Where a taxpayer chooses a competent tax adviser and supplies him or her with all relevant information, it is consistent with ordinary business care and prudence to rely on the adviser's professional judgment as to the taxpayer's tax obligations. United States v. Boyle , 469 U.S. 241, 250-251 (1985). The taxpayer must show that the adviser was a competent professional with significant expertise to justify reliance. Neonatology Associates, P.A. v. Commissioner , 115 T.C. 43, 99 (2000), affd. 299 F.3d 221 (3d Cir. 2002).

Petitioners failed to assert any arguments that the accuracy-related penalties should not apply. Petitioners rested instead on their argument that they were eligible for the exclusions from income under sections 119 and 912 that respondent disallowed. Specifically, petitioners did not argue and did not introduce any evidence that they acted with reasonable cause or in good faith with respect to the underpayments for the relevant years.

Mr. and Mrs. Hargrove did not use a tax return preparer and did not seek advice from a tax professional concerning their returns for the relevant years. While Mr. and Mrs. Breeding used a tax return preparer to assist with their returns for the relevant years, they did not introduce evidence regarding the preparer. They have not shown, for example, that the preparer was a competent professional with significant expertise to justify reliance or that Mr. and Mrs. Breeding provided the preparer all relevant information. See Neonatology Associates, P.A. v. Commissioner , supra . We therefore do not find that Mr. and Mrs. Breeding have shown that it was reasonable to rely on this tax return preparer.

After considering all of the facts and circumstances, we find that Mr. and Mrs. Hargrove and Mr. and Mrs. Breeding have failed to establish that they had reasonable cause and acted in good faith with respect to their respective underpayments. Accordingly, we sustain respondent's determination as to Mr. and Mrs. Hargrove and Mr. and Mrs.
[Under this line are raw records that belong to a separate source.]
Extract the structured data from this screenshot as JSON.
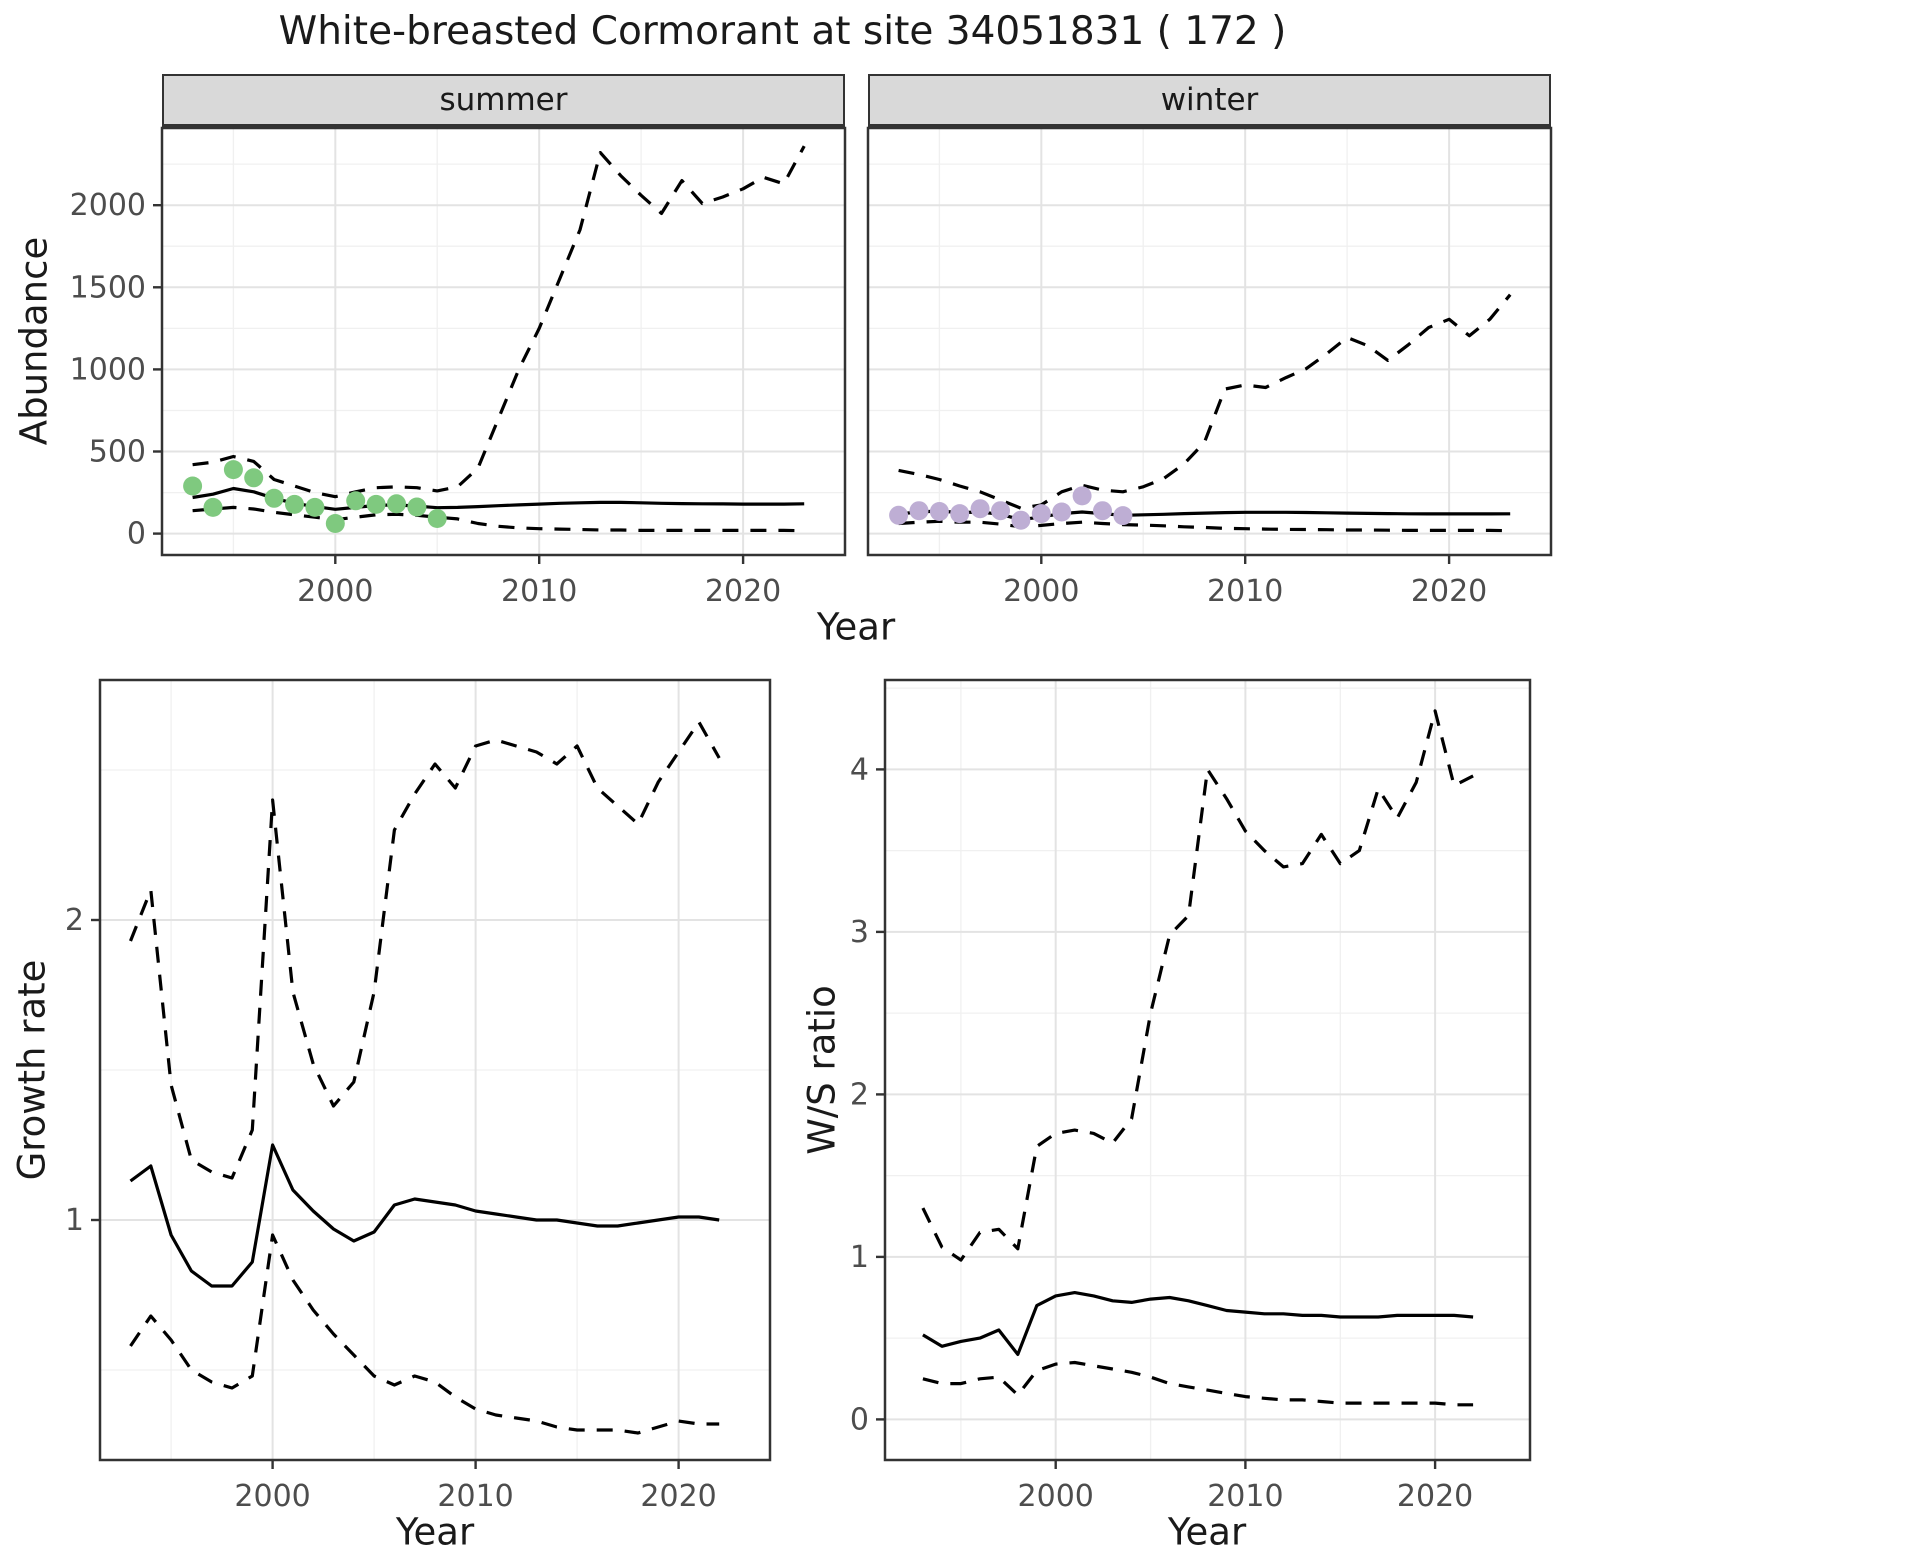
{
  "title": "White-breasted Cormorant at site 34051831 ( 172 )",
  "facets": {
    "summer": "summer",
    "winter": "winter"
  },
  "axis_labels": {
    "abundance": "Abundance",
    "year_top": "Year",
    "growth_rate": "Growth rate",
    "year_bottom_left": "Year",
    "ws_ratio": "W/S ratio",
    "year_bottom_right": "Year"
  },
  "colors": {
    "summer_points": "#7FC97F",
    "winter_points": "#BEAED4",
    "line": "#000000",
    "grid_major": "#E3E3E3",
    "grid_minor": "#F0F0F0",
    "panel_border": "#333333",
    "strip_bg": "#D9D9D9",
    "tick_text": "#4D4D4D"
  },
  "chart_data": [
    {
      "id": "abundance-summer",
      "type": "line",
      "facet_label": "summer",
      "xlabel": "Year",
      "ylabel": "Abundance",
      "xlim": [
        1991.5,
        2025
      ],
      "ylim": [
        -130,
        2470
      ],
      "xticks": [
        2000,
        2010,
        2020
      ],
      "yticks": [
        0,
        500,
        1000,
        1500,
        2000
      ],
      "grid": true,
      "x": [
        1993,
        1994,
        1995,
        1996,
        1997,
        1998,
        1999,
        2000,
        2001,
        2002,
        2003,
        2004,
        2005,
        2006,
        2007,
        2008,
        2009,
        2010,
        2011,
        2012,
        2013,
        2014,
        2015,
        2016,
        2017,
        2018,
        2019,
        2020,
        2021,
        2022,
        2023
      ],
      "series": [
        {
          "name": "median",
          "style": "solid",
          "values": [
            220,
            240,
            275,
            255,
            215,
            185,
            165,
            148,
            160,
            172,
            175,
            168,
            158,
            160,
            165,
            170,
            175,
            180,
            185,
            188,
            190,
            190,
            188,
            185,
            183,
            182,
            181,
            180,
            180,
            180,
            182
          ]
        },
        {
          "name": "upper_ci",
          "style": "dashed",
          "values": [
            420,
            435,
            470,
            440,
            330,
            290,
            250,
            225,
            255,
            280,
            285,
            280,
            260,
            285,
            400,
            700,
            1000,
            1250,
            1550,
            1850,
            2320,
            2180,
            2060,
            1950,
            2150,
            2010,
            2050,
            2100,
            2170,
            2130,
            2360
          ]
        },
        {
          "name": "lower_ci",
          "style": "dashed",
          "values": [
            140,
            150,
            160,
            150,
            130,
            115,
            100,
            85,
            100,
            115,
            118,
            112,
            100,
            90,
            62,
            45,
            35,
            30,
            28,
            25,
            22,
            22,
            20,
            20,
            20,
            20,
            20,
            20,
            20,
            20,
            18
          ]
        }
      ],
      "points": {
        "name": "observed",
        "color_key": "summer_points",
        "x": [
          1993,
          1994,
          1995,
          1996,
          1997,
          1998,
          1999,
          2000,
          2001,
          2002,
          2003,
          2004,
          2005
        ],
        "y": [
          290,
          160,
          390,
          340,
          215,
          178,
          160,
          62,
          200,
          178,
          182,
          162,
          92
        ]
      }
    },
    {
      "id": "abundance-winter",
      "type": "line",
      "facet_label": "winter",
      "xlabel": "Year",
      "ylabel": "Abundance",
      "xlim": [
        1991.5,
        2025
      ],
      "ylim": [
        -130,
        2470
      ],
      "xticks": [
        2000,
        2010,
        2020
      ],
      "yticks": [
        0,
        500,
        1000,
        1500,
        2000
      ],
      "grid": true,
      "x": [
        1993,
        1994,
        1995,
        1996,
        1997,
        1998,
        1999,
        2000,
        2001,
        2002,
        2003,
        2004,
        2005,
        2006,
        2007,
        2008,
        2009,
        2010,
        2011,
        2012,
        2013,
        2014,
        2015,
        2016,
        2017,
        2018,
        2019,
        2020,
        2021,
        2022,
        2023
      ],
      "series": [
        {
          "name": "median",
          "style": "solid",
          "values": [
            120,
            132,
            138,
            128,
            132,
            118,
            85,
            102,
            122,
            132,
            122,
            112,
            115,
            118,
            122,
            125,
            128,
            130,
            130,
            130,
            129,
            127,
            125,
            123,
            122,
            121,
            120,
            120,
            120,
            120,
            121
          ]
        },
        {
          "name": "upper_ci",
          "style": "dashed",
          "values": [
            385,
            360,
            330,
            290,
            255,
            205,
            155,
            175,
            255,
            295,
            265,
            255,
            285,
            335,
            425,
            555,
            880,
            905,
            890,
            950,
            1005,
            1095,
            1195,
            1145,
            1055,
            1150,
            1255,
            1305,
            1205,
            1305,
            1455
          ]
        },
        {
          "name": "lower_ci",
          "style": "dashed",
          "values": [
            62,
            70,
            75,
            70,
            70,
            58,
            42,
            50,
            62,
            70,
            62,
            55,
            52,
            48,
            42,
            38,
            32,
            30,
            28,
            26,
            25,
            24,
            22,
            22,
            21,
            20,
            20,
            20,
            20,
            20,
            18
          ]
        }
      ],
      "points": {
        "name": "observed",
        "color_key": "winter_points",
        "x": [
          1993,
          1994,
          1995,
          1996,
          1997,
          1998,
          1999,
          2000,
          2001,
          2002,
          2003,
          2004
        ],
        "y": [
          112,
          140,
          135,
          122,
          152,
          140,
          82,
          122,
          132,
          230,
          140,
          110
        ]
      }
    },
    {
      "id": "growth-rate",
      "type": "line",
      "title": "",
      "xlabel": "Year",
      "ylabel": "Growth rate",
      "xlim": [
        1991.5,
        2024.5
      ],
      "ylim": [
        0.2,
        2.8
      ],
      "xticks": [
        2000,
        2010,
        2020
      ],
      "yticks": [
        1,
        2
      ],
      "grid": true,
      "x": [
        1993,
        1994,
        1995,
        1996,
        1997,
        1998,
        1999,
        2000,
        2001,
        2002,
        2003,
        2004,
        2005,
        2006,
        2007,
        2008,
        2009,
        2010,
        2011,
        2012,
        2013,
        2014,
        2015,
        2016,
        2017,
        2018,
        2019,
        2020,
        2021,
        2022
      ],
      "series": [
        {
          "name": "median",
          "style": "solid",
          "values": [
            1.13,
            1.18,
            0.95,
            0.83,
            0.78,
            0.78,
            0.86,
            1.25,
            1.1,
            1.03,
            0.97,
            0.93,
            0.96,
            1.05,
            1.07,
            1.06,
            1.05,
            1.03,
            1.02,
            1.01,
            1.0,
            1.0,
            0.99,
            0.98,
            0.98,
            0.99,
            1.0,
            1.01,
            1.01,
            1.0
          ]
        },
        {
          "name": "upper_ci",
          "style": "dashed",
          "values": [
            1.93,
            2.1,
            1.45,
            1.2,
            1.16,
            1.14,
            1.3,
            2.4,
            1.76,
            1.52,
            1.38,
            1.46,
            1.76,
            2.3,
            2.42,
            2.52,
            2.44,
            2.58,
            2.6,
            2.58,
            2.56,
            2.52,
            2.58,
            2.44,
            2.38,
            2.32,
            2.46,
            2.56,
            2.66,
            2.54
          ]
        },
        {
          "name": "lower_ci",
          "style": "dashed",
          "values": [
            0.58,
            0.68,
            0.6,
            0.5,
            0.46,
            0.44,
            0.48,
            0.95,
            0.8,
            0.7,
            0.62,
            0.55,
            0.48,
            0.45,
            0.48,
            0.46,
            0.41,
            0.37,
            0.35,
            0.34,
            0.33,
            0.31,
            0.3,
            0.3,
            0.3,
            0.29,
            0.31,
            0.33,
            0.32,
            0.32
          ]
        }
      ]
    },
    {
      "id": "ws-ratio",
      "type": "line",
      "title": "",
      "xlabel": "Year",
      "ylabel": "W/S ratio",
      "xlim": [
        1991,
        2025
      ],
      "ylim": [
        -0.25,
        4.55
      ],
      "xticks": [
        2000,
        2010,
        2020
      ],
      "yticks": [
        0,
        1,
        2,
        3,
        4
      ],
      "grid": true,
      "x": [
        1993,
        1994,
        1995,
        1996,
        1997,
        1998,
        1999,
        2000,
        2001,
        2002,
        2003,
        2004,
        2005,
        2006,
        2007,
        2008,
        2009,
        2010,
        2011,
        2012,
        2013,
        2014,
        2015,
        2016,
        2017,
        2018,
        2019,
        2020,
        2021,
        2022
      ],
      "series": [
        {
          "name": "median",
          "style": "solid",
          "values": [
            0.52,
            0.45,
            0.48,
            0.5,
            0.55,
            0.4,
            0.7,
            0.76,
            0.78,
            0.76,
            0.73,
            0.72,
            0.74,
            0.75,
            0.73,
            0.7,
            0.67,
            0.66,
            0.65,
            0.65,
            0.64,
            0.64,
            0.63,
            0.63,
            0.63,
            0.64,
            0.64,
            0.64,
            0.64,
            0.63
          ]
        },
        {
          "name": "upper_ci",
          "style": "dashed",
          "values": [
            1.3,
            1.06,
            0.98,
            1.15,
            1.17,
            1.05,
            1.68,
            1.76,
            1.78,
            1.76,
            1.7,
            1.85,
            2.5,
            2.98,
            3.1,
            4.0,
            3.82,
            3.62,
            3.5,
            3.4,
            3.42,
            3.6,
            3.42,
            3.5,
            3.88,
            3.7,
            3.92,
            4.36,
            3.9,
            3.96
          ]
        },
        {
          "name": "lower_ci",
          "style": "dashed",
          "values": [
            0.25,
            0.22,
            0.22,
            0.25,
            0.26,
            0.15,
            0.3,
            0.34,
            0.35,
            0.33,
            0.31,
            0.29,
            0.26,
            0.22,
            0.2,
            0.18,
            0.16,
            0.14,
            0.13,
            0.12,
            0.12,
            0.11,
            0.1,
            0.1,
            0.1,
            0.1,
            0.1,
            0.1,
            0.09,
            0.09
          ]
        }
      ]
    }
  ]
}
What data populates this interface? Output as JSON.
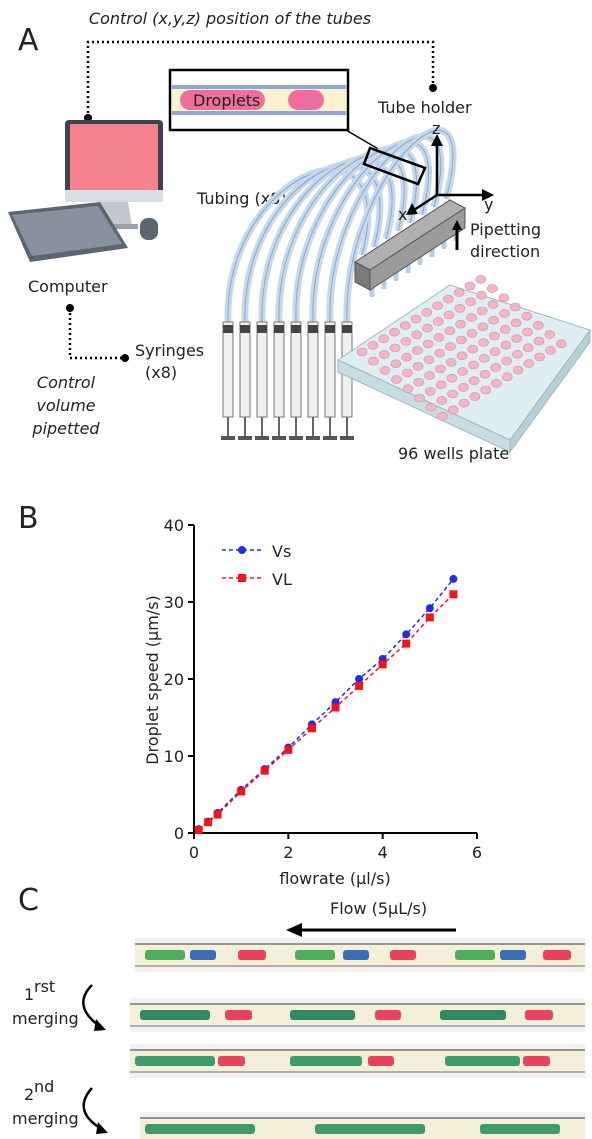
{
  "panel_a": {
    "label": "A",
    "title": "Control (x,y,z) position of the tubes",
    "tube_holder": "Tube holder",
    "droplets": "Droplets",
    "axis_z": "z",
    "axis_x": "x",
    "axis_y": "y",
    "tubing": "Tubing (x8)",
    "pipetting_direction": [
      "Pipetting",
      "direction"
    ],
    "computer": "Computer",
    "syringes": [
      "Syringes",
      "(x8)"
    ],
    "control_volume": [
      "Control",
      "volume",
      "pipetted"
    ],
    "plate": "96 wells plate"
  },
  "panel_b": {
    "label": "B"
  },
  "chart_data": {
    "type": "line",
    "x_label": "flowrate (µl/s)",
    "y_label": "Droplet speed (µm/s)",
    "x": [
      0.1,
      0.3,
      0.5,
      1,
      1.5,
      2,
      2.5,
      3,
      3.5,
      4,
      4.5,
      5,
      5.5
    ],
    "series": [
      {
        "name": "Vs",
        "color": "#1f2ee0",
        "marker": "circle",
        "values": [
          0.5,
          1.5,
          2.6,
          5.6,
          8.3,
          11.1,
          14.1,
          17.0,
          20.0,
          22.6,
          25.8,
          29.2,
          33.0
        ]
      },
      {
        "name": "VL",
        "color": "#f0141e",
        "marker": "square",
        "values": [
          0.4,
          1.4,
          2.4,
          5.4,
          8.1,
          10.8,
          13.6,
          16.3,
          19.1,
          21.9,
          24.6,
          28.0,
          31.0
        ]
      }
    ],
    "linestyle": "dashed",
    "legend": "upper left",
    "xlim": [
      0,
      6
    ],
    "xticks": [
      0,
      2,
      4,
      6
    ],
    "ylim": [
      0,
      40
    ],
    "yticks": [
      0,
      10,
      20,
      30,
      40
    ]
  },
  "panel_c": {
    "label": "C",
    "flow": "Flow (5µL/s)",
    "first_merging": [
      "1",
      "rst",
      "merging"
    ],
    "second_merging": [
      "2",
      "nd",
      "merging"
    ]
  }
}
Breeding for the accuracy-related penalties for the relevant years.

We have considered all remaining arguments the parties made and, to the extent not addressed, we conclude they are irrelevant, moot, or meritless.

To reflect the foregoing and the concessions of the parties,

Decisions will be entered for respondent in Docket Nos. 16441-04,

16442-04, 16444-04, and 16448-04. Decision will be entered for

respondent in Docket No. 16443-04 with respect to the deficiencies

and for petitioners with respect to the section 6662(a) penalties.